Ripple has acquired an equity stake in Flutterwave, one of Africa’s most valuable fintech startups, in a deal that values the company at $3.3 billion.
Ripple Deal Brings Capital and a Strategic Partner
In an interview with Bloomberg, Flutterwave CEO Olugbenga Agboola said the deal brings Flutterwave both fresh capital and a strategic partner as it pushes to expand its payments business across the continent. However, he declined to disclose how much Ripple invested or the size of its resulting shareholding.
Agboola also claimed that Ripple is buying equity rather than entering into a commercial agreement. “They’re participating at the equity level, which means obviously they get to participate on the upside,” he told Bloomberg.
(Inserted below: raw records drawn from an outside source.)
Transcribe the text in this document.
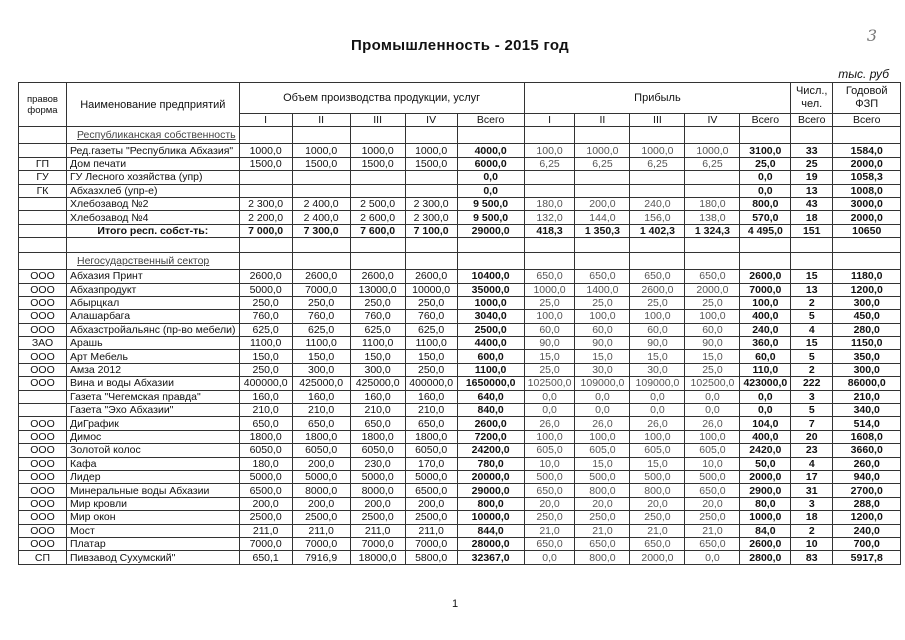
3
Промышленность - 2015 год
тыс. руб
правов форма	Наименование предприятий	Объем производства продукции, услуг					Прибыль					Числ., чел.	Годовой ФЗП
		I	II	III	IV	Всего	I	II	III	IV	Всего	Всего	Всего
	Республиканская собственность												
	Ред.газеты "Республика Абхазия"	1000,0	1000,0	1000,0	1000,0	4000,0	100,0	1000,0	1000,0	1000,0	3100,0	33	1584,0
ГП	Дом печати	1500,0	1500,0	1500,0	1500,0	6000,0	6,25	6,25	6,25	6,25	25,0	25	2000,0
ГУ	ГУ Лесного хозяйства (упр)					0,0					0,0	19	1058,3
ГК	Абхазхлеб (упр-е)					0,0					0,0	13	1008,0
	Хлебозавод №2	2 300,0	2 400,0	2 500,0	2 300,0	9 500,0	180,0	200,0	240,0	180,0	800,0	43	3000,0
	Хлебозавод №4	2 200,0	2 400,0	2 600,0	2 300,0	9 500,0	132,0	144,0	156,0	138,0	570,0	18	2000,0
	Итого респ. собст-ть:	7 000,0	7 300,0	7 600,0	7 100,0	29000,0	418,3	1 350,3	1 402,3	1 324,3	4 495,0	151	10650

	Негосударственный сектор												
ООО	Абхазия Принт	2600,0	2600,0	2600,0	2600,0	10400,0	650,0	650,0	650,0	650,0	2600,0	15	1180,0
ООО	Абхазпродукт	5000,0	7000,0	13000,0	10000,0	35000,0	1000,0	1400,0	2600,0	2000,0	7000,0	13	1200,0
ООО	Абырцкал	250,0	250,0	250,0	250,0	1000,0	25,0	25,0	25,0	25,0	100,0	2	300,0
ООО	Алашарбага	760,0	760,0	760,0	760,0	3040,0	100,0	100,0	100,0	100,0	400,0	5	450,0
ООО	Абхазстройальянс (пр-во мебели)	625,0	625,0	625,0	625,0	2500,0	60,0	60,0	60,0	60,0	240,0	4	280,0
ЗАО	Арашь	1100,0	1100,0	1100,0	1100,0	4400,0	90,0	90,0	90,0	90,0	360,0	15	1150,0
ООО	Арт Мебель	150,0	150,0	150,0	150,0	600,0	15,0	15,0	15,0	15,0	60,0	5	350,0
ООО	Амза 2012	250,0	300,0	300,0	250,0	1100,0	25,0	30,0	30,0	25,0	110,0	2	300,0
ООО	Вина и воды Абхазии	400000,0	425000,0	425000,0	400000,0	1650000,0	102500,0	109000,0	109000,0	102500,0	423000,0	222	86000,0
	Газета "Чегемская правда"	160,0	160,0	160,0	160,0	640,0	0,0	0,0	0,0	0,0	0,0	3	210,0
	Газета "Эхо Абхазии"	210,0	210,0	210,0	210,0	840,0	0,0	0,0	0,0	0,0	0,0	5	340,0
ООО	ДиГрафик	650,0	650,0	650,0	650,0	2600,0	26,0	26,0	26,0	26,0	104,0	7	514,0
ООО	Димос	1800,0	1800,0	1800,0	1800,0	7200,0	100,0	100,0	100,0	100,0	400,0	20	1608,0
ООО	Золотой колос	6050,0	6050,0	6050,0	6050,0	24200,0	605,0	605,0	605,0	605,0	2420,0	23	3660,0
ООО	Кафа	180,0	200,0	230,0	170,0	780,0	10,0	15,0	15,0	10,0	50,0	4	260,0
ООО	Лидер	5000,0	5000,0	5000,0	5000,0	20000,0	500,0	500,0	500,0	500,0	2000,0	17	940,0
ООО	Минеральные воды Абхазии	6500,0	8000,0	8000,0	6500,0	29000,0	650,0	800,0	800,0	650,0	2900,0	31	2700,0
ООО	Мир кровли	200,0	200,0	200,0	200,0	800,0	20,0	20,0	20,0	20,0	80,0	3	288,0
ООО	Мир окон	2500,0	2500,0	2500,0	2500,0	10000,0	250,0	250,0	250,0	250,0	1000,0	18	1200,0
ООО	Мост	211,0	211,0	211,0	211,0	844,0	21,0	21,0	21,0	21,0	84,0	2	240,0
ООО	Платар	7000,0	7000,0	7000,0	7000,0	28000,0	650,0	650,0	650,0	650,0	2600,0	10	700,0
СП	Пивзавод Сухумский"	650,1	7916,9	18000,0	5800,0	32367,0	0,0	800,0	2000,0	0,0	2800,0	83	5917,8
1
The investment lands as demand grows for quicker, lower-cost cross-border payments in Africa, a market both firms are racing to serve. Ripple, which provides crypto-based payment solutions to businesses in more than 90 countries, has been steadily building its African footprint through partnerships with South Africa’s Absa Bank and payments provider Chipper Cash.
Flutterwave, which operates in 35 African countries, has been moving deeper into digital assets in parallel. Last year it rolled out stablecoin-based payment services that let businesses and consumers transact and hold dollar-pegged tokens, part of a broader bet on blockchain rails for the region.
The deal gives Ripple access to one of Africa’s largest fintech networks, while handing Flutterwave additional infrastructure and expertise to grow both its traditional and blockchain-based payment offerings.
Ripple Opens New Middle East, Africa Headquarters
As reported, Ripple has expanded its Middle East and Africa footprint with a new regional headquarters at the Dubai International Financial Centre, despite rising geopolitical tensions. The larger office gives the company room to double its headcount and builds on its presence in Dubai, where Ripple set up its first offices in 2020 to capitalize on growing demand for regulated blockchain-based payments and custody.
The UAE expansion came amid growing regulatory progress in the country. The Dubai Financial Services Authority licensed Ripple to offer regulated international payments in the DIFC and more recently approved its RLUSD stablecoin for use by regulated entities in the hub. RLUSD has since reached new milestones, including a listing on OKX.